Por: Editora Dapero – Revista Cura
Contenção e demência: a consciência da doença
Já está comprovado que mesmo a pessoa que enfrenta formas de declínio cognitivo tem consciência da doença, do seu progressivo “perder-se” e sente medo disso.
Quantas vezes se dá espaço para ouvir esses medos? E, além disso, quantos de nós, assustados e impedidos de se expressar, manifestariam raiva, impaciência ou insônia?
Felizmente, estamos testemunhando o surgimento de muitas iniciativas que ouvem a voz das pessoas que vivem com demência, enfatizando a importância de suas narrativas para entender melhor suas necessidades e desejos. Paralelamente, muitos enfoques estão mostrando o quanto é importante manter vivas as emoções dessas pessoas e trabalhar no plano emocional para abordar os problemas comportamentais sem o uso de contenções. Pelo contrário, esses enfoques buscam fazer emergir toda a riqueza que permanece presente mesmo após o início e o agravamento da doença.
Se e quando a contenção é estritamente necessária
Algumas reflexões importantes sobre contenções em geral, e ainda mais sobre o binômio contenção e demência.
Contenção e demência? Melhor comunicar as emoções
A primeira reflexão diz respeito certamente à real necessidade de utilização dessas práticas. Se existem países em que foi possível reduzi-las ao mínimo, ou até mesmo aboli-las, isso significa que um esforço comum e coordenado entre estruturas de saúde e formuladores de políticas é de fundamental importância para introduzir e desenvolver uma nova cultura organizacional que leve a um gerenciamento “mais humano” e, consequentemente, mais eficaz do residente.

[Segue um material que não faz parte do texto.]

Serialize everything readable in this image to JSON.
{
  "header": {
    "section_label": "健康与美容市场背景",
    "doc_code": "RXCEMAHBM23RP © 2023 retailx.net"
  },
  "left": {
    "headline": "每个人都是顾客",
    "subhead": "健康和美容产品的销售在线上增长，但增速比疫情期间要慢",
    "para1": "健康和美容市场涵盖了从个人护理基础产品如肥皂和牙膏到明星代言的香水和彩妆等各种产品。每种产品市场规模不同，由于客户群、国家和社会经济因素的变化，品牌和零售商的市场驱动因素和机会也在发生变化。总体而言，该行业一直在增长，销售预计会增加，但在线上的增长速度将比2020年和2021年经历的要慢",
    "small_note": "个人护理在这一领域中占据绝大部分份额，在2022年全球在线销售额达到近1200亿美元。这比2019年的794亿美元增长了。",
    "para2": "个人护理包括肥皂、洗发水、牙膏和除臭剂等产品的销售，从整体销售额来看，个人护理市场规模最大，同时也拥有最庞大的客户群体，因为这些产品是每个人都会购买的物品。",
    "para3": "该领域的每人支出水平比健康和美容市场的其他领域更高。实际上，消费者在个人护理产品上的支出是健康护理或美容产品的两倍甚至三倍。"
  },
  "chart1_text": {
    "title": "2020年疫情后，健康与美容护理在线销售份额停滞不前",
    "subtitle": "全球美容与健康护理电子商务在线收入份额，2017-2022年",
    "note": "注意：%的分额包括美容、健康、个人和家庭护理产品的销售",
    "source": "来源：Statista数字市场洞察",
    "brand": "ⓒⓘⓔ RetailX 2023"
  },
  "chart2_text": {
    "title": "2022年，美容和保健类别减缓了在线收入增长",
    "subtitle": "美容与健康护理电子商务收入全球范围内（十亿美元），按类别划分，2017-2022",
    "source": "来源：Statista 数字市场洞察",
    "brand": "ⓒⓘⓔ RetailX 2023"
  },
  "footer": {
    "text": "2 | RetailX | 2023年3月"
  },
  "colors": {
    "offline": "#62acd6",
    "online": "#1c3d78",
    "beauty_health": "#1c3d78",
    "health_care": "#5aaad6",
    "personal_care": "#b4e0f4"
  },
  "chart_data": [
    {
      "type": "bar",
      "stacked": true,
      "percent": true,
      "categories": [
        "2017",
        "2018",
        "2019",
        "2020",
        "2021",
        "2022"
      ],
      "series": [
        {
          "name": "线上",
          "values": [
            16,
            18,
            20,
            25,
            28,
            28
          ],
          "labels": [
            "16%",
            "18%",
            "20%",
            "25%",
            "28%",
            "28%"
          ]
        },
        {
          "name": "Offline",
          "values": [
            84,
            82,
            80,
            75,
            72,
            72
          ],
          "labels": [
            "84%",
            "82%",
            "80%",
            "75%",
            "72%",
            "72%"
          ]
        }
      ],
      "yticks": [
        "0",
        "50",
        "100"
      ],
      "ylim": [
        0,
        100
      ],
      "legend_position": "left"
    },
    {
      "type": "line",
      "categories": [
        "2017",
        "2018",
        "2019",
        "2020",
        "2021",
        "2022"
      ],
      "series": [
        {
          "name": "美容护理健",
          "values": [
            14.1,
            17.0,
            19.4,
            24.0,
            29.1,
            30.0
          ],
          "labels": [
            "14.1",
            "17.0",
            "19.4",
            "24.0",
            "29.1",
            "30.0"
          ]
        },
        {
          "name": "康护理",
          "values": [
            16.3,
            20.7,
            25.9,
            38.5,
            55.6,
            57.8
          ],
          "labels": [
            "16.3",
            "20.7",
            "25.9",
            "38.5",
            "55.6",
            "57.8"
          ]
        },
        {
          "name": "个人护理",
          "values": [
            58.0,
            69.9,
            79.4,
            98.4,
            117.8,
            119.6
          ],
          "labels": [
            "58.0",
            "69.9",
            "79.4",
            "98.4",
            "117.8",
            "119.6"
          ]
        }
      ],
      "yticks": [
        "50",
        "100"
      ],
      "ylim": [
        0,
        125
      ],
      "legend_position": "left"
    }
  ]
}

Sim, porque a literatura mais recente nos mostra (e comprova) que a humanidade é o primeiro instrumento de cuidado (e, muitas vezes, o mais eficaz) e que, especialmente em pessoas com Alzheimer ou demência, uma abordagem baseada na gestão e na comunicação das emoções é significativamente mais eficaz do que uma abordagem de contenção e coerção, que, quase sempre (e compreensivelmente), acaba apenas aumentando o estado de desconforto e o nível de agressividade do residente.
Contenção e demência: melhor envolvimento, planejamento e compartilhamento
A segunda reflexão aborda a forma de uso das contenções quando estas se revelam estritamente necessárias para a segurança do paciente. Em uma era que enfatiza a participação ativa dos pacientes nas decisões médicas — para que não sejam meros receptores passivos de cuidados, mas protagonistas de seu próprio percurso clínico —, torna-se imprescindível, sempre que o estado cognitivo do paciente permitir, envolvê-lo no planejamento dos tratamentos. Isso deve ocorrer através de um diálogo aberto com a equipe de saúde, visando fornecer suporte emocional e prático, mesmo nas situações mais críticas.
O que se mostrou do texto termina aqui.